O primeiro escudo voltado para o mar

As dunas costeiras são muito mais do que simples acúmulos de areia moldados pelo vento. Elas atuam como uma barreira natural que absorve parte da energia das ondas, limita o avanço da água durante ressacas e armazena areia que, posteriormente, ajuda a recompor as praias após a passagem de uma tempestade.

Chuburná Puerto abriga um valioso sistema costeiro de lagoas, pântanos e dunas.
Chuburná Puerto abriga um valioso sistema costeiro de lagoas, pântanos e dunas.

Quando um ciclone tropical atinge a costa, as dunas são as primeiras a serem impactadas. E embora possam sofrer erosão parcial durante o evento, essa perda de areia ajuda a dissipar a força do mar antes que ela atinja estradas, casas, infraestrutura e ecossistemas localizados no interior.

Uma linha costeira que nunca mais se recuperará da mesma forma

Em um estudo publicado em 2024, pesquisadores analisaram a resposta de uma praia barreira no noroeste de Yucatán entre 2015 e 2023, dentro do mesmo sistema costeiro de Chuburná-Progreso. Os resultados? Praias já erodidas apresentam capacidade reduzida de recuperação após eventos climáticos extremos.

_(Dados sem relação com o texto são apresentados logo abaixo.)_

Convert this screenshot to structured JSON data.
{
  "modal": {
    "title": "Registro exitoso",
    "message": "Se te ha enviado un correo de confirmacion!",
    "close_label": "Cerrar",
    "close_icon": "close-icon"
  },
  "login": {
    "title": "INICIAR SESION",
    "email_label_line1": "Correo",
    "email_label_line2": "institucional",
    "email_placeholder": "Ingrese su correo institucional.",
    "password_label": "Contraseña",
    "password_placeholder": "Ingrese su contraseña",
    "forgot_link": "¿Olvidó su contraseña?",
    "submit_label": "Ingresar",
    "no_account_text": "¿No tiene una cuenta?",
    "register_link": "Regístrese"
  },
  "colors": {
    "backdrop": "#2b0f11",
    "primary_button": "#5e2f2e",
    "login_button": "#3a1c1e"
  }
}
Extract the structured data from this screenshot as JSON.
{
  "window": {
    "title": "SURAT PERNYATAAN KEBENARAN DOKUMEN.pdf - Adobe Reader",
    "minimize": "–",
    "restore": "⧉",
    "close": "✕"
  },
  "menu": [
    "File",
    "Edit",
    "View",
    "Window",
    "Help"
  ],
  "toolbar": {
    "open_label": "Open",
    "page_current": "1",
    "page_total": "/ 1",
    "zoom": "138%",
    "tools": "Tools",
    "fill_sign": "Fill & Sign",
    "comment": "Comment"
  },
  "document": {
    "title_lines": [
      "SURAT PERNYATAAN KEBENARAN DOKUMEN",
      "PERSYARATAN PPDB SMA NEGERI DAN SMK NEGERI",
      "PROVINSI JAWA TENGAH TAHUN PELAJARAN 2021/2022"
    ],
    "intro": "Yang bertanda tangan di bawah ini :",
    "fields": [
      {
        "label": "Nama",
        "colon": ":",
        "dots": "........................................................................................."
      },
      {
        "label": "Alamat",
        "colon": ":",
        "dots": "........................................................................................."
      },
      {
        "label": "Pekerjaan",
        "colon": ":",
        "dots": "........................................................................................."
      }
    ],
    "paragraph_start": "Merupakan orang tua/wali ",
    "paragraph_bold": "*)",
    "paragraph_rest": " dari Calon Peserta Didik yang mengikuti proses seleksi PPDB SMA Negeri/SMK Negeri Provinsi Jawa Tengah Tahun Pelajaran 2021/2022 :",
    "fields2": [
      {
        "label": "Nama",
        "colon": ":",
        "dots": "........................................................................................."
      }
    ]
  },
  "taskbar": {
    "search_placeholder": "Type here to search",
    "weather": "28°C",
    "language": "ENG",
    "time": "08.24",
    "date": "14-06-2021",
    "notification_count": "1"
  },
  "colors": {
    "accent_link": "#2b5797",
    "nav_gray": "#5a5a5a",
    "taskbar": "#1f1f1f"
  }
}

Após analisar 66 tempestades (2015-2023), eles descobriram que as praias previamente erodidas demoraram várias vezes mais tempo para se recuperar e, em alguns casos, não conseguiram reconstruir completamente as dunas antes da próxima temporada de tempestades.

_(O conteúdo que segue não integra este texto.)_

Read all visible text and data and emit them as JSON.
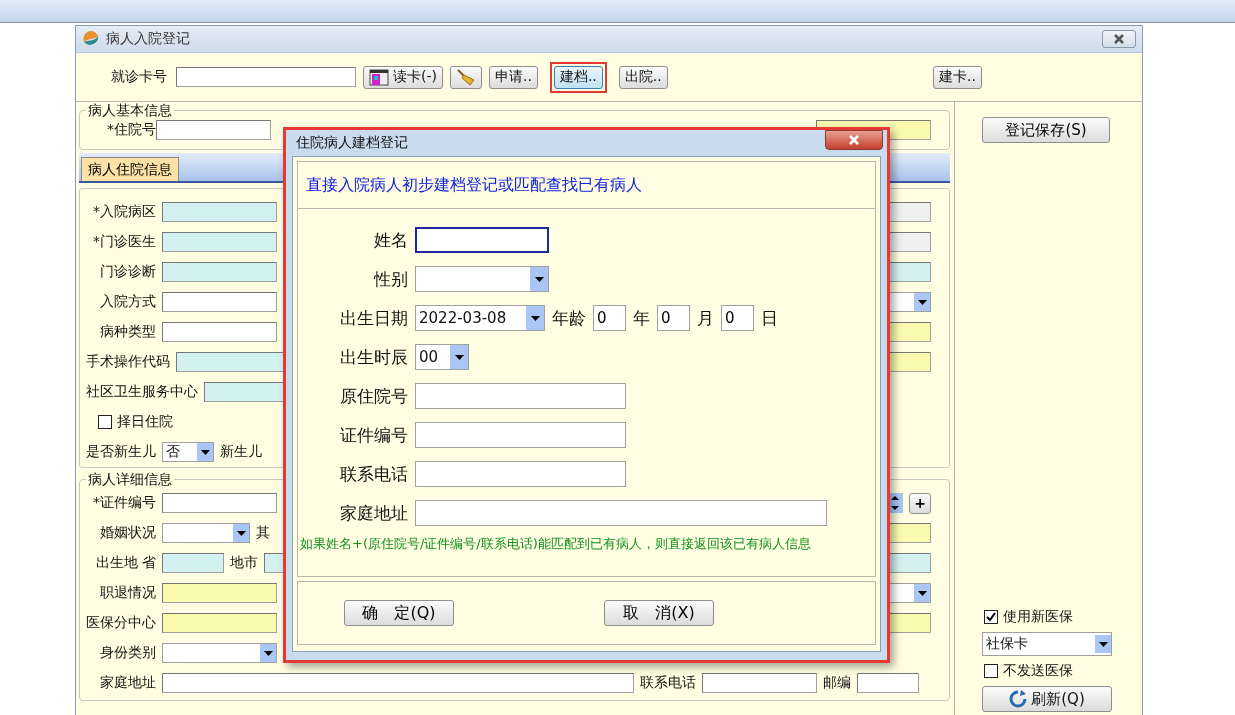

Estamos falando de resiliência costeira, a capacidade de uma praia de recuperar naturalmente a areia perdida durante uma tempestade. Quando a erosão é persistente e ultrapassa essa capacidade regenerativa, cada novo ciclone pode deixá-la mais danificada do que antes.

O risco não depende mais apenas da intensidade do próximo ciclone, mas também do estado da linha costeira quando ele chega. Algumas tempestades moderadas ajudaram a reforçar praias onde as dunas estavam bem preservadas e saudáveis. Enquanto isso, em áreas já erodidas, esses mesmos eventos aceleraram a perda de areia.

Chuburná já está se deteriorando

A preocupação com Chuburná também não teve origem no projeto imobiliário. Pesquisas anteriores no litoral norte de Yucatán já haviam documentado que o equilíbrio natural do transporte de sedimentos pode ser alterado por diversos fatores, incluindo projetos de construção costeira que modificam o movimento da areia ao longo da costa.

Algumas áreas recuaram devido à erosão, enquanto outras permaneceram estáveis ou até avançaram devido ao acúmulo de sedimentos.
Algumas áreas recuaram devido à erosão, enquanto outras permaneceram estáveis ou até avançaram devido ao acúmulo de sedimentos.

Quando o fluxo natural é interrompido, algumas áreas começam a acumular sedimentos, enquanto outras sofrem um recuo progressivo da praia e das dunas. Com o tempo, esse processo pode reduzir a largura e a altura dessas barreiras naturais, diminuindo sua capacidade de amortecer o impacto de ondas extremas.

No noroeste de Yucatán, enquanto alguns trechos de praia avançam até 8 metros por ano devido ao acúmulo de sedimentos, outros recuam entre 1,5 e 7 metros anualmente ao longo de extensões de até 2,5 quilômetros. Essa perda contínua de areia limita o crescimento das dunas e reduz a capacidade da linha costeira de se recuperar após furacões.

Mais vulneráveis, não necessariamente com mais furacões

O problema não é mais apenas o potencial para mais furacões, mas também o fato de a costa estar perdendo sua capacidade natural de resistir aos seus efeitos. Um ciclone de intensidade semelhante a um ocorrido anos atrás poderia causar danos ainda maiores se atingir um litoral que perdeu parte de suas dunas e, com elas, uma de suas principais barreiras naturais de proteção.

Em um estado como Yucatán, exposto a cada temporada a ciclones vindos do Golfo do México e do Caribe, preservar as dunas é fundamental. Significa proteger uma infraestrutura natural que, durante séculos, reduziu o impacto do mar sobre as comunidades.

Referência da notícia

Franklin, G.L., Medellín, G., Appendini, C.M. y colaboradores. (2021). Impact of port development on the northern Yucatan Peninsula coastline.
Medellín, G., Franklin, G.L. y Torres-Freyermuth, A. (2024). Storms can increase beach resilience on a low-energy coast in the proximity of a harbor.